Here is the inside cover and first page of the book. The gag on the inside cover gets extra points for also drawing humor out of a physical disability. The first page sets up the characters for us while also putting the plot in motion:



I would also like to point out that every panel is numbered 1-4, obviously to help the book's target audience, who wasn't yet quite used to the habit of reading from left to right.

Shoogafoots gets a construction job, but he falls off the building and gets fired. He then goes to see a doctor, who beats him and then throws him out. We start to see here a common pattern in Shoogafoots life: failure, followed by abuse at the hands of every authority figure he meets. For example, Shoogafoots later takes a train, and when he asks the conductor if he "know de way," the conductor beats him with a coal shovel. All this physical abuse, especially from his wife, creates a vicious cycle for Shoogafoots: he's abused because he doesn't work, but then his injuries prevent him from working.

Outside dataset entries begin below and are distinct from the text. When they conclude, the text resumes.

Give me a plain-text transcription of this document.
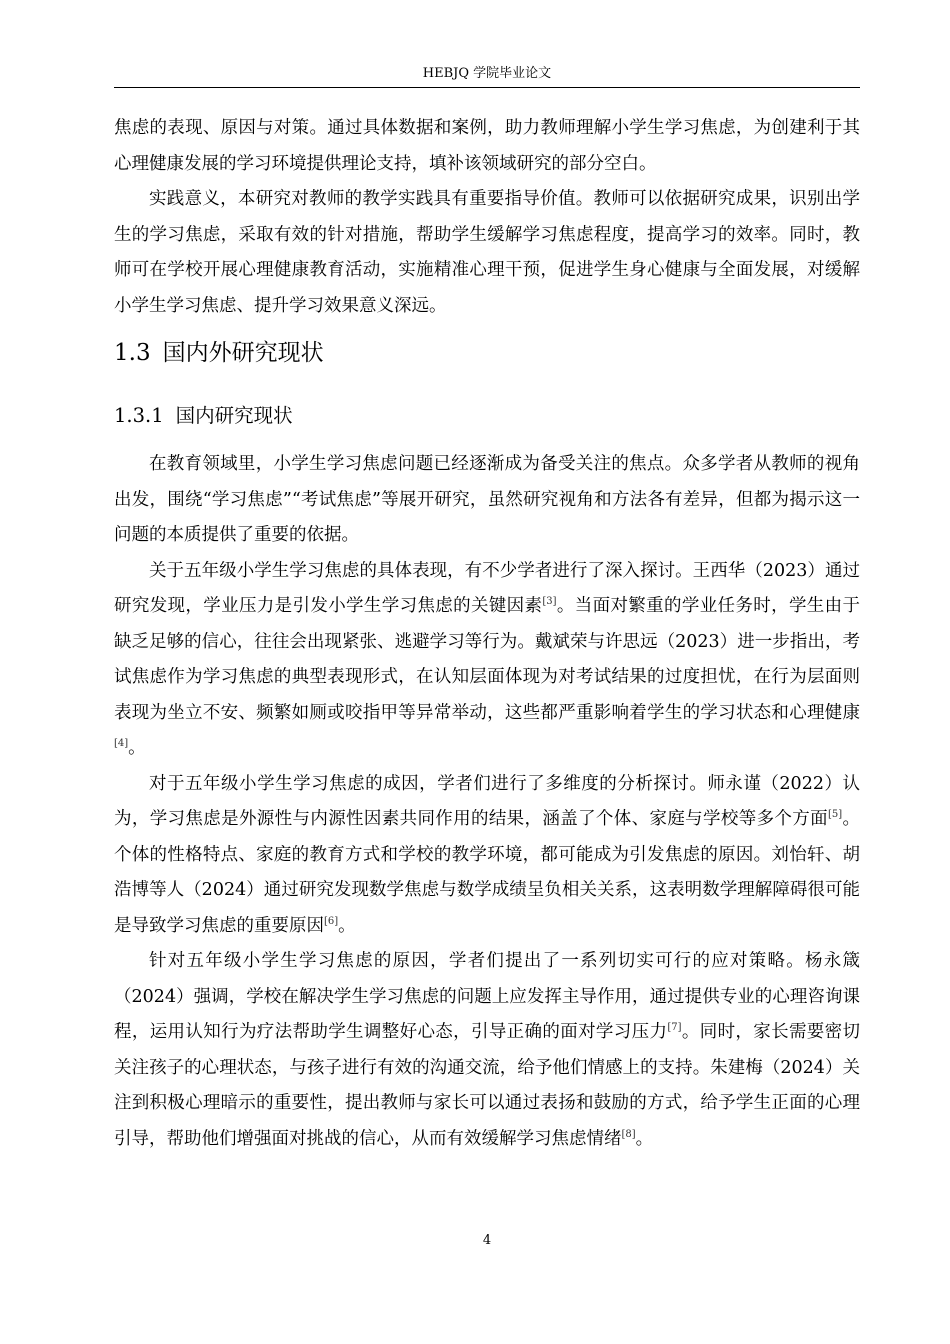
HEBJQ 学院毕业论文

焦虑的表现、原因与对策。通过具体数据和案例，助力教师理解小学生学习焦虑，为创建利于其心理健康发展的学习环境提供理论支持，填补该领域研究的部分空白。

实践意义，本研究对教师的教学实践具有重要指导价值。教师可以依据研究成果，识别出学生的学习焦虑，采取有效的针对措施，帮助学生缓解学习焦虑程度，提高学习的效率。同时，教师可在学校开展心理健康教育活动，实施精准心理干预，促进学生身心健康与全面发展，对缓解小学生学习焦虑、提升学习效果意义深远。

1.3 国内外研究现状
1.3.1 国内研究现状

在教育领域里，小学生学习焦虑问题已经逐渐成为备受关注的焦点。众多学者从教师的视角出发，围绕“学习焦虑”“考试焦虑”等展开研究，虽然研究视角和方法各有差异，但都为揭示这一问题的本质提供了重要的依据。

关于五年级小学生学习焦虑的具体表现，有不少学者进行了深入探讨。王西华（2023）通过研究发现，学业压力是引发小学生学习焦虑的关键因素[3]。当面对繁重的学业任务时，学生由于缺乏足够的信心，往往会出现紧张、逃避学习等行为。戴斌荣与许思远（2023）进一步指出，考试焦虑作为学习焦虑的典型表现形式，在认知层面体现为对考试结果的过度担忧，在行为层面则表现为坐立不安、频繁如厕或咬指甲等异常举动，这些都严重影响着学生的学习状态和心理健康[4]。

对于五年级小学生学习焦虑的成因，学者们进行了多维度的分析探讨。师永谨（2022）认为，学习焦虑是外源性与内源性因素共同作用的结果，涵盖了个体、家庭与学校等多个方面[5]。个体的性格特点、家庭的教育方式和学校的教学环境，都可能成为引发焦虑的原因。刘怡轩、胡浩博等人（2024）通过研究发现数学焦虑与数学成绩呈负相关关系，这表明数学理解障碍很可能是导致学习焦虑的重要原因[6]。

针对五年级小学生学习焦虑的原因，学者们提出了一系列切实可行的应对策略。杨永箴（2024）强调，学校在解决学生学习焦虑的问题上应发挥主导作用，通过提供专业的心理咨询课程，运用认知行为疗法帮助学生调整好心态，引导正确的面对学习压力[7]。同时，家长需要密切关注孩子的心理状态，与孩子进行有效的沟通交流，给予他们情感上的支持。朱建梅（2024）关注到积极心理暗示的重要性，提出教师与家长可以通过表扬和鼓励的方式，给予学生正面的心理引导，帮助他们增强面对挑战的信心，从而有效缓解学习焦虑情绪[8]。

4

And he is also guilty of perpetuating this cycle of violence, as we see on this page, when one of his illegitimate children asks him an innocent, albeit ignorant question that ironically comments on Shoogafoots's own trauma:



And again, bonus points for drawing humor from post-traumatic stress disorder.

On the road, Shoogafoots meets up with Skin Johnson, who has just joined the Army. As it's time for yet another nap, Shoogafoots falls asleep beside a tree and dreams of life in the Army. As a pilot, he bombs the Japanese fleet, but he's shot down and wakes up. Then his wife beats him some more.

We see, however, that Shoogafoots is not incapable of exertion when pressed into it, usually by a prank that capitalizes on his ignorant superstitions, as with this encounter with a ghost:



To the writer's credit, he does not have Shoogafoots shout out, "Feets, don't fail me now!"

In the following incident, Shoogafoots has a run-in with a ill-advisedly placed Halloween skeleton on a junk pile.



We get to see a kind of hierarchy of fear at work by comparing the two above images. A ghost causes Shoogafoots to run 12 miles, while a skeleton causes him to run 14 miles. Also, the skeleton turns him temporarily white, for some hilarious and ironic racial inversion.

The evidence presented here strongly suggests that Clean Fun Starring Shoogafoots Jones is hands-down the worst comic book of all time, as well as proving that human beings pretty much suck in general. It is a demoralizing and angering book to read, not least when one comes across an epigram promoting universal brotherhood appearing underneath a horribly racist joke.

The images here are from photographs I took of the copy I read at the Michigan State University library. That school's excellent comics archive actually has two copies of the comic, both in pretty good shape. Subsequent research shows that this comic is hardly rare, and cheap copies can be found for a comic from 1944. This leads me to believe that the book was fairly successful for the Specialty Book Company, which is again saddening.